|Home / 読後感想 | |
著者 | カレル・チャペック | ||||
---|---|---|---|---|---|
タイトル | カレル・チャペックの映画術 |
||||
出版社 | 青土社 | 出版年 | 2005年 | 価格 | 1400円 |
評価 | ★★★★★ |
優れたジャーナリストってなんだろう。
そんなことをぼんやりと考えさせられることが最近多いような気がします。
例えば、ホリエモンことライブドアの堀江氏を巡る報道や、あるいはマンション偽造事件、新潟の地震や雪害、はたまた各所で発生している子供を狙った犯罪。そんな事件の報道を見るたびに、これは本当にジャーナリスティックな仕事なのだろうかと、ついつい意地悪な見方をしてしまいます。
「真実を伝える」のは正論だと思うし、真実を伝えるに越したことはないとは思うものの、そもそも「真実」とはなんでしょう。加えて言えば、「真実を伝える」というジャーナリストは「真実」を知っていることに他ならないわけですが、本当にそうなんでしょうか。それは単なる傲慢さ以外のなにものでもないのではないでしょうか。ある事象の肯定的な側面、否定的な側面、その両方を価値判断なく提示することがジャーナリストの役割で、価値判断を行うのは僕達自身なのではないかと考えるのは、それこそ傲慢なのでしょうか。
なんて青臭いことはともかくとしまして。
本書は、カレル・チャペックによる映画評です。
映画評と言っても、ここの作品についての評論ではなく、映画というメディアそのものについての論評になっています。
チャペックの時代の映画ですから、もちろんカラーではありませんし、トーキーすらない無声映画時代からの評価になっているのですが、本書に書かれていることは、今でも充分通用する内容となっています。
例えば。
- 未来の映画のなかでは、かつては空想家の単なるばかげた作り話にすぎなかった寓話が、ほとんど完全な肉体を備えて現れ、私たちの前で語るだろう。

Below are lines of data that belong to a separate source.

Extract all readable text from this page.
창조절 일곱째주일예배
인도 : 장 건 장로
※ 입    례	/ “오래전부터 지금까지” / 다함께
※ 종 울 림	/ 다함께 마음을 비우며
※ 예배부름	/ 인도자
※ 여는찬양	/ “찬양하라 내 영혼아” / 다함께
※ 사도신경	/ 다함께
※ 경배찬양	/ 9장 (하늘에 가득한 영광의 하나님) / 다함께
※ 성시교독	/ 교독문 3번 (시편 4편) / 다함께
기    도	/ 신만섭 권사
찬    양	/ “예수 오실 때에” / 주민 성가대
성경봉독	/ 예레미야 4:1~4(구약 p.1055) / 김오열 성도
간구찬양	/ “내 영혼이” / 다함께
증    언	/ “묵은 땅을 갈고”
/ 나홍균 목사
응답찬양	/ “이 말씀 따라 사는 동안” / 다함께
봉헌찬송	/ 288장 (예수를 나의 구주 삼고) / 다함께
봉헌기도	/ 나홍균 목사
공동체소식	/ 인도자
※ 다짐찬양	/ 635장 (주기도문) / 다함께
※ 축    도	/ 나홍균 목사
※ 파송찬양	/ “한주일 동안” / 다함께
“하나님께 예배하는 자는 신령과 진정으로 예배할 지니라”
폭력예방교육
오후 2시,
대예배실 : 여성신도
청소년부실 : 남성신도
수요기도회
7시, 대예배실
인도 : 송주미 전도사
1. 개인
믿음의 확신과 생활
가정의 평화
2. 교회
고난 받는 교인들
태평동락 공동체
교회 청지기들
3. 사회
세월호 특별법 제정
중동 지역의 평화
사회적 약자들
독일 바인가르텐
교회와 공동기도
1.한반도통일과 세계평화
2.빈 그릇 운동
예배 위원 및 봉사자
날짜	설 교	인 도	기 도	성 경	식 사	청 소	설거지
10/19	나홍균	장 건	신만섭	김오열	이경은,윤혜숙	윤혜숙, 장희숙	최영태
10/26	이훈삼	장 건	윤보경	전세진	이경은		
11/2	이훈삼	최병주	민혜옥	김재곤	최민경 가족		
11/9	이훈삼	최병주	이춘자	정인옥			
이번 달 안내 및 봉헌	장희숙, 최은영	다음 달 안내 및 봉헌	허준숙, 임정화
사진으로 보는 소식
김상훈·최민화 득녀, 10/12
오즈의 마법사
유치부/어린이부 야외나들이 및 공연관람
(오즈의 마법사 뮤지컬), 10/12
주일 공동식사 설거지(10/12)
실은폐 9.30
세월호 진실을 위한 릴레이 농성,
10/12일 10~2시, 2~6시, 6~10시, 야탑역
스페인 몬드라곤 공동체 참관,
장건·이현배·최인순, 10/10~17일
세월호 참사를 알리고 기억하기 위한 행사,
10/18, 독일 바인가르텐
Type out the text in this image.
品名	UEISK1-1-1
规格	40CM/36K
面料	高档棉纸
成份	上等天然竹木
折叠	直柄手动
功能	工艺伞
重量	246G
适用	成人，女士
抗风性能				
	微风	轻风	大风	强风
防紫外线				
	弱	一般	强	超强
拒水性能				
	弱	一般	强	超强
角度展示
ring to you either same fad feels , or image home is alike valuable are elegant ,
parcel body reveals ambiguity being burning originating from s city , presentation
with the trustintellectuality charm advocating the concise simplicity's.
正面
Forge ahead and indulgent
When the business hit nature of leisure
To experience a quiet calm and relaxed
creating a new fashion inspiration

- 活動写真は絶えず世界に何か新しい、新規なものを放出していかなければならない。映写技師は世界中に広がっていく。映画の脚本家は新しい事件を考え出し、新しい背景を探す。映画会社は撮影規模を拡大させ、群衆や通行人の数を増やし、克服された困難。記録的な撮影量。その結果ロケ費用はうなぎ登りに上昇し、撮影用の器具は日々に複雑になり、精妙になる。
- 映画のモチーフとしての世界。それがアメリカ映画のドラマツルギーなのである。
まるで今のハリウッド映画の出現を予感させるような指摘をチャペックは行っています。
僕がチャペックのことを大好きで、チャペックには全面降伏状態だと言うことを差し引いたとしても、チャペックの視線の確かさ、自分の意見と事実との線引き、これらについて誰もが納得するのではないかと思います。
ジャーナリストに求められている資質は、今述べたことにつきるのではないでしょうか。視線をぶらさないこと、意見と現象とを混同しないこと。ジャーナリストも自説を展開してしかるべきです。それ以前に人間である以上、どんなに客観的になろうとしても、無意識のうちに自分の考えが入り込んでしまうものだと思います。だからこそ、意識して、自分の視線を確かめ、自分が書いたものの中に自分の意見が入り込んでいないか確かめる必要があるのではないかと思います。
困ったことに、最近の日本の報道を見ている限り、複眼的な観察を本当にしているのかどうか怪しんでしまうことが多いように感じます。それ以前に、自分の意見をあたかも他人の意見として述べてしまっているジャーナリストが忍び込んできているような気もします。
繰り返しますが、本書は映画という新しいメディアに対する文化評です。とは言いつつ、僕自身にとってはジャーナリストのあり方について再度考えさせられた一冊でした。